Hi,

Am 22.11.2012 um 11:42 schrieb Rutledge Shawn:

> I don't understand either; I thought that frameworks have the advantage of 
> being shared between applications.  If one application includes Qt 5.0.0 in 
> the .app bundle and another includes 5.0.1, and you run both of them, does it 
> mean that you will have duplicates of all the libraries that those apps need, 
> in memory?  It's bad enough that they will be duplicated on disk, but I know 
> it's becoming the norm not to worry about that, in exchange for not having 
> the problems that Windows often does with incompatible DLL versions.  But we 
> guarantee binary compatibility, so shouldn't it be OK for an application 
> installer to upgrade the system Qt framework at the same time, the way an 
> application's Windows installer would typically do?  (I'm referring to 
> ordinary users rather than developers)

Usually, there are NO application installers on the Mac.

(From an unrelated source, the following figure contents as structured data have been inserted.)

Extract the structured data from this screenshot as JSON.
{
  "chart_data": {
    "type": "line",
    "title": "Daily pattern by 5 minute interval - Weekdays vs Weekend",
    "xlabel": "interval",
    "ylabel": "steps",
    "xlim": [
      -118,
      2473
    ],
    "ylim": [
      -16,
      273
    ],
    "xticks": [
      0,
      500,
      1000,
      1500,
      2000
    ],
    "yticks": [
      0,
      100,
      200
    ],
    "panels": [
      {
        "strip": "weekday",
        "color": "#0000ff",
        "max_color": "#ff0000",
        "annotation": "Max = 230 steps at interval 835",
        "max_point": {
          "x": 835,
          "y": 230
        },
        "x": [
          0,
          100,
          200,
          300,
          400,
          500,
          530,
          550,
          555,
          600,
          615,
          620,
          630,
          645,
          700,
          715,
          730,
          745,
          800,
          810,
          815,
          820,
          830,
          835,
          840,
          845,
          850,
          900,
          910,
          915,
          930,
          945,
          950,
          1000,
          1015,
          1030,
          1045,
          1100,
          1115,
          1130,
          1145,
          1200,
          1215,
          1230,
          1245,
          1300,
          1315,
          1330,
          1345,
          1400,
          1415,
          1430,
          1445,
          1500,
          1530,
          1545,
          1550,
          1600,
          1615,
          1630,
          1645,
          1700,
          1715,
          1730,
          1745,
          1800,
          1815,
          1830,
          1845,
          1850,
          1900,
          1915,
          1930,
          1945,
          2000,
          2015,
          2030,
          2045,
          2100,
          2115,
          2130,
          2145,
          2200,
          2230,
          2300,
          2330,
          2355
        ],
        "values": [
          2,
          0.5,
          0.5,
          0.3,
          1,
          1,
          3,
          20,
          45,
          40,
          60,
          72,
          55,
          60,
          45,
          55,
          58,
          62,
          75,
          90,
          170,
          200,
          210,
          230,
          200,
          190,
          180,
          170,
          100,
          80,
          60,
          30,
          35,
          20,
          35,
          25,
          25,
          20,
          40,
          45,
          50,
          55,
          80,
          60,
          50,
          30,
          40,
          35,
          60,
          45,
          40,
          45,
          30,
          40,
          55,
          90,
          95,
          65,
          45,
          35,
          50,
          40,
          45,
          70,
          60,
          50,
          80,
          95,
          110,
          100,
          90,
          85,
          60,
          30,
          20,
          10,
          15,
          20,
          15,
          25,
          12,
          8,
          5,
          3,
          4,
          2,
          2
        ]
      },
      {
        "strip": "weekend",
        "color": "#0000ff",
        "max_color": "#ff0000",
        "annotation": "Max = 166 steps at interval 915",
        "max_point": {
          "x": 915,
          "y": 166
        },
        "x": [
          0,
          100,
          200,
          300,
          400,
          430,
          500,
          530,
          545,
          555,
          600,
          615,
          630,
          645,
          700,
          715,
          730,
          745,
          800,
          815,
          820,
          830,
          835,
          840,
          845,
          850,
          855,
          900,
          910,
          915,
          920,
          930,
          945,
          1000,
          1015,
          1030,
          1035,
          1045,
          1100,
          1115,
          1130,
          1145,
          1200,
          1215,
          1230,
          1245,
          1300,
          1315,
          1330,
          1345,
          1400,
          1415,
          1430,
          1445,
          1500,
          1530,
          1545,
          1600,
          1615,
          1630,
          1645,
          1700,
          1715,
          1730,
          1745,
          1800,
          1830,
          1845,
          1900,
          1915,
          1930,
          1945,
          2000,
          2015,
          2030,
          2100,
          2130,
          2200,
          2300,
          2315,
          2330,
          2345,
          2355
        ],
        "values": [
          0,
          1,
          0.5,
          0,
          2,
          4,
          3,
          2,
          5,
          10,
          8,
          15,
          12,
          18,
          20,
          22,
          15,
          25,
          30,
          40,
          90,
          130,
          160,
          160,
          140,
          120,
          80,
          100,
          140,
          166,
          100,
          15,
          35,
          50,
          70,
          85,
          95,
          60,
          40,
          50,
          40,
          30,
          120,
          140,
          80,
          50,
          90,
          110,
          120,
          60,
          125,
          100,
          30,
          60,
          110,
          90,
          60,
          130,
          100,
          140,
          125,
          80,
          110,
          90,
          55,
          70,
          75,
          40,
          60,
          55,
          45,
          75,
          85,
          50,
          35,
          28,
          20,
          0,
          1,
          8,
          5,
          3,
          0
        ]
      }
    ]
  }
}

The regular way is to have application bundles (directories with a certain 
structure; the name ends on .app and is treated like a single file in the 
Finder) that contain everything that is needed to run the program, including 
all libraries and/or frameworks that are not pre-installed on the system. You 
just put that application binary into a ZIP or (preferrably) a disk image (DMG) 
and the user just drags and drops the application to a place on the filesystem.

Using frameworks inside an application bundle is possible, but a bit overkill, 
as one does not need to ship the header files in a release version (it bloats 
the size of the application bundle too).